New insights into hydrologic sources and sinks in the Nile Basin: A multi-source satellite data analysis

Tuesday, 16 December 2014
Gabriel B Senay, USGS EROS, Sioux Falls, SD, United States, Naga Manohar Velpuri, ARTS Contractor, 2ASRC InuTeq LLC, Contractor to U.S. Geological Survey (USGS) Earth Resources Observation and Science (EROS) Center, Sioux Falls, SD, USA, Sioux Falls, SD, United States, Stefanie Bohms, SGT Inc., Contractor to USGS EROS Center, Sioux Falls, SD, United States, Yonas Demissie, Washington State University, Department of Civil and Environmental Engineering, Richland, WA, United States and Mekonnen Gebremichael, University of California Los Angeles, Civil and Environmental Engineering, Los Angeles, CA, United States
The Nile River is the longest in the world with a length of 6,800 km. However, the contrast between the length of the river or the size of the basin and the comparatively small volume of basin runoff generated is a unique feature of the Nile Basin. Due to non-availability of in-situ hydrologic data, we do not clearly understand the spatial distribution of hydrologic sources and sinks and how much they control input–output dynamics? In this study, we integrated satellite-derived precipitation, and modeled evapotranspiration data (2000–2012) to describe spatial variability of hydrologic sources and sinks in the Nile Basin. We also used long-term gridded runoff and river discharge data (1869–1984) to understand the discrepancy in the observed and expected flow along the Nile River. Results indicate that over 2000–2012 period, 4 out of 11 countries (Ethiopia, Tanzania, Kenya, and Uganda) in the Nile basin showed a positive water balance while three downstream countries (South Sudan, Sudan, and Egypt) showed a negative balance. The top three countries that contribute most to the flow are Ethiopia, Tanzania and Kenya. The study revealed that ~85% of the runoff generated in the Equatorial region is lost in an inter-station basin that includes the Sudd wetlands in South Sudan; this proportion is higher than the reported loss of 50% at the Sudd wetlands alone. The loss in runoff and flow volume at different sections of the river tend to be more than what can be explained by evaporation losses, suggesting a potential recharge to deeper aquifers that are not connected to the Nile channel systems.
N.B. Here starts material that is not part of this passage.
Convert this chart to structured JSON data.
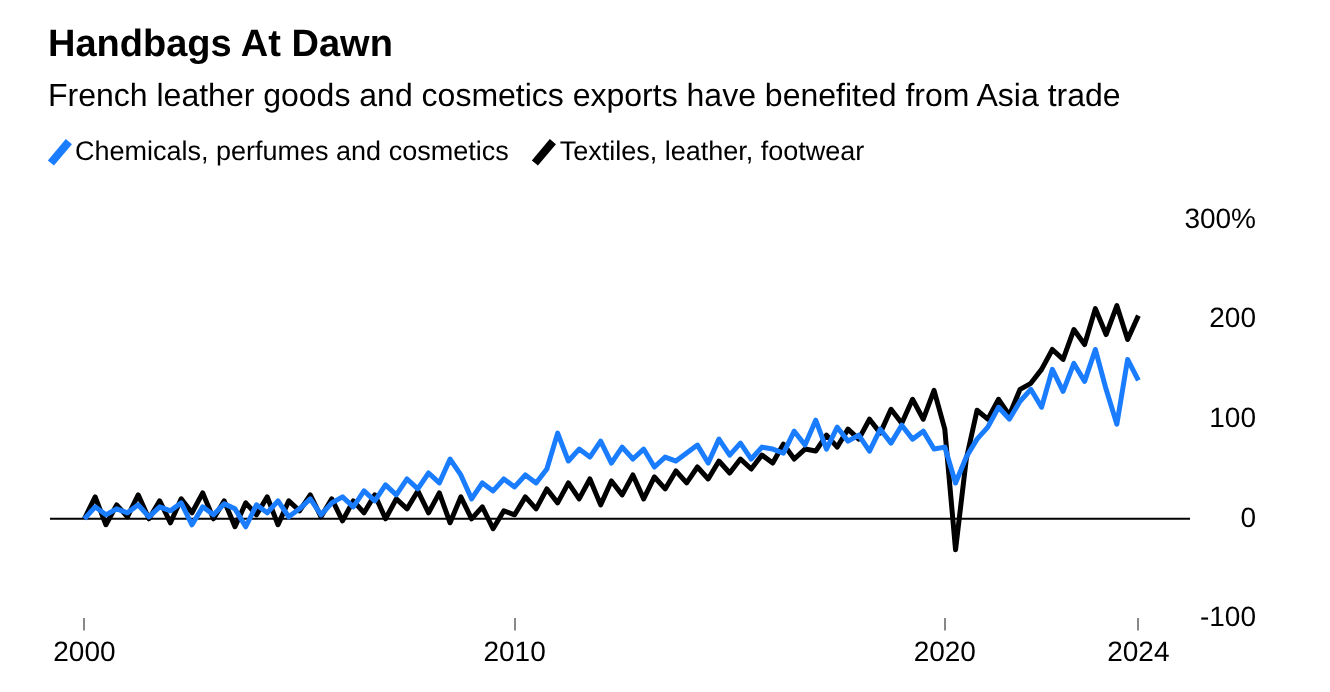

On the other hand, we also found that the expected average annual Nile flow at Aswan is larger (97 km3) than the reported amount (84 km3). Gravity Recovery and Climate Experiment (GRACE) mass deviation in storage data analysis showed that at annual time-scales, the Nile Basin shows storage change is substantial while over longer-time periods, it is minimal (<1% of basin precipitation). Due to the large variations of the reported Nile flow at different locations and time periods, the study recommends increased hydro-meteorological instrumentation of the basin. This study improves our understanding of the spatial dynamics of water sources and sinks in the Nile basin and identified emerging hydrologic questions that require further attention.